Actually, _that_ is not the reason I heard. I thaught equality
is very likely not what you want anyway because of what the
floating point numbers in your program represent.

Actually, I've yet to hear anyone who really knows floating
point make such a recommendation. (It certainly doesn't apply
here, because there is no comparison for equality in the
original code.) What I have heard is that to use machine
floating point, you need to understand it first. And that it
can have some rather unexpected properties; the fact that you
can't actually know the precision of intermediate values---that
a double isn't necessarily a double---is perhaps the most
surprising ones (and is, of course, not inherent in floating
point, but rather a particularity of one particular
implementation).

However, it is true that the excess precision in registers can
screw up comparisons. But it can be prevented forcing a
write-reread cycle.

Not with g++, unless you specify -ffloat-store.

The program

#include <iostream>
#include <iomanip>
#include <cmath>

using namespace std;

bool equal ( double const & lhs, double const & rhs ) {
return ( lhs == rhs );
}

int main ( void ) {
double x = 1;
double y = 1;
cout
<< boolalpha
<< equal( sin(x)+cos(y), sin(x)+cos(y) ) << '\n';
}

prints true.
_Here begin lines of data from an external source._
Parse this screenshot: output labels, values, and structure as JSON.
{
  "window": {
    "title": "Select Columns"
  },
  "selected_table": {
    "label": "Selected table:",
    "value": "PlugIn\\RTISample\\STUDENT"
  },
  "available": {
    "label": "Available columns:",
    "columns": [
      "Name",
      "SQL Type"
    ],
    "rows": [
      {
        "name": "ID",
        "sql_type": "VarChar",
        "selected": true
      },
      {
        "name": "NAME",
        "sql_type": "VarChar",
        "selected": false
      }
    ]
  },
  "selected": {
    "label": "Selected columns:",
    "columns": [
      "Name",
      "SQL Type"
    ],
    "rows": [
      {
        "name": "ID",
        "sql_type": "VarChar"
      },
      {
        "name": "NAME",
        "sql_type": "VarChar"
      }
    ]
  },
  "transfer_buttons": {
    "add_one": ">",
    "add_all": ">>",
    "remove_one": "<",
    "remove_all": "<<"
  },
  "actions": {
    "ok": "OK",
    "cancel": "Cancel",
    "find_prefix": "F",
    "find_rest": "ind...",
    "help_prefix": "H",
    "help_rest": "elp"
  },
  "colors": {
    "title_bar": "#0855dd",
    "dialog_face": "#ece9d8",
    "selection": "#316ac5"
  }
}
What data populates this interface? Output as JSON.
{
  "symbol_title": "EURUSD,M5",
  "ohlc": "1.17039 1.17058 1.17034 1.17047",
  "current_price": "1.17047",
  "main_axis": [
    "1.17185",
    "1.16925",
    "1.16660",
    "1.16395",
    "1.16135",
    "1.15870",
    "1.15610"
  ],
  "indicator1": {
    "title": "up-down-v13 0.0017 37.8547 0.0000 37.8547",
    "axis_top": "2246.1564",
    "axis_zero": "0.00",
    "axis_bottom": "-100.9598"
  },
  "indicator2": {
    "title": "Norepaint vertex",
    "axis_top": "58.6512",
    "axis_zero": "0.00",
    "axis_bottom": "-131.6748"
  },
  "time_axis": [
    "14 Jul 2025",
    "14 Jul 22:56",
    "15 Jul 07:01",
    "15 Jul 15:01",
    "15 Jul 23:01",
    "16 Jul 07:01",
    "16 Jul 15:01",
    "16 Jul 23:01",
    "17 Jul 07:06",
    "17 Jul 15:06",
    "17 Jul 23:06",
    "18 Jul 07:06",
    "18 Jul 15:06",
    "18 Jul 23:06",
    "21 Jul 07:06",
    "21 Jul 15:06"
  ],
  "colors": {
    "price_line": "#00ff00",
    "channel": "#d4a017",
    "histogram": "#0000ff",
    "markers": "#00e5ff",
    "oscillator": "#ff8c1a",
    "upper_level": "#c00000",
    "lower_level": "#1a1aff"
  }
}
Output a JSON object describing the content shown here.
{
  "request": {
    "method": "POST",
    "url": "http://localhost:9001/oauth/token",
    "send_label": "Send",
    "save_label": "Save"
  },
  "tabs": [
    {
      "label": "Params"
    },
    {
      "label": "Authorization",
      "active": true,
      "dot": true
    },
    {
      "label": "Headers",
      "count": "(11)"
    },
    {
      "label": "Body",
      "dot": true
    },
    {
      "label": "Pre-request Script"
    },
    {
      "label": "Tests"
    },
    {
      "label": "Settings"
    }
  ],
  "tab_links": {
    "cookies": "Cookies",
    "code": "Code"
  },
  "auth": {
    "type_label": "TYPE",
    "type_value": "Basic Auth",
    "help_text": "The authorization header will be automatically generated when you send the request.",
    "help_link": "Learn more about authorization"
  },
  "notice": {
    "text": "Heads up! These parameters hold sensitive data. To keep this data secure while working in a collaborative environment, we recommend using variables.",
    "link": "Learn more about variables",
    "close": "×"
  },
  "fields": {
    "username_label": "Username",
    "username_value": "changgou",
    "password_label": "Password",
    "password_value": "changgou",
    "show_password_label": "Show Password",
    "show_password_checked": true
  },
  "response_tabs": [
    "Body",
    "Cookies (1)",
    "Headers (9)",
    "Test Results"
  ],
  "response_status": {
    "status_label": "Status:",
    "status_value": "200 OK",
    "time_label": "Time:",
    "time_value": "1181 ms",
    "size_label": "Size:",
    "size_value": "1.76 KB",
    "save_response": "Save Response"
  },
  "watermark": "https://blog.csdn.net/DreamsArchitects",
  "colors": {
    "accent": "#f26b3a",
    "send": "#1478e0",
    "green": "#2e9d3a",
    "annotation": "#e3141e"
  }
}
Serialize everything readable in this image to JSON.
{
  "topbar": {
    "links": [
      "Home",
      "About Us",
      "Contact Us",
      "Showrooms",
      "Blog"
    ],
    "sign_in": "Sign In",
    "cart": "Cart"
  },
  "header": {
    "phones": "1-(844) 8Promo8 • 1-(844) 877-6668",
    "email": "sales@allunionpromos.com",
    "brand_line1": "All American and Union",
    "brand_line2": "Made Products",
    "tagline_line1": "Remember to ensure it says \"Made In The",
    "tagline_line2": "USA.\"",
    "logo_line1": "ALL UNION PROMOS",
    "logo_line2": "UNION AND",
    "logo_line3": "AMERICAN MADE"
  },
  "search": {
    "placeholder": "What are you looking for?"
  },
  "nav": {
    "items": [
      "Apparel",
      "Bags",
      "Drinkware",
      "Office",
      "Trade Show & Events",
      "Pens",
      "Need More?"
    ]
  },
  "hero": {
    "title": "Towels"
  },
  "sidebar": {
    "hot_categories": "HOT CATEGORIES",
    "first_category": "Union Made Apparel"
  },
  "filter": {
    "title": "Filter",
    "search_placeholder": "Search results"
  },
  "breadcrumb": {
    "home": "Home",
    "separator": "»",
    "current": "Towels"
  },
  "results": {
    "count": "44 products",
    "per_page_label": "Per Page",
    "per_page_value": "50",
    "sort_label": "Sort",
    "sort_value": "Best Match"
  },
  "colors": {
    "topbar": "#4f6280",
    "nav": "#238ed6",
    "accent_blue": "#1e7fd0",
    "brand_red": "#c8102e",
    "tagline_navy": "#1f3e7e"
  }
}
I am not certain whether the standard requires
that or not, but since the OP also uses gcc on an intel
platform, the example pertains to the behavior he observes.

Note, however, that the above doesn't force a write-reread cycle
any more than the original, at least according to the standard.
(None of the writes or reads are "observable behavior".) It
would be interesting to look at the generated code under
optimization; I wouldn't be surprised if g++ drops both writes,
and that it works because neither value has been truncated to
double, not because both have been.

 

[Kai-Uwe Bux]

Thomas J. Gritzan wrote: [snip]

The x86 floating point co-processor operates on 80 bit
floating point values. Temporaries stored in memory are in
64 bit double precision format. So by storing the first
result into a temporary, it was truncated and rounded to 64
bit, and by loading it back, it was extended to 80 bit
again. The second result still is 80 bit when the two are
compared.

Yup, and that's ok with the standard by [5/10].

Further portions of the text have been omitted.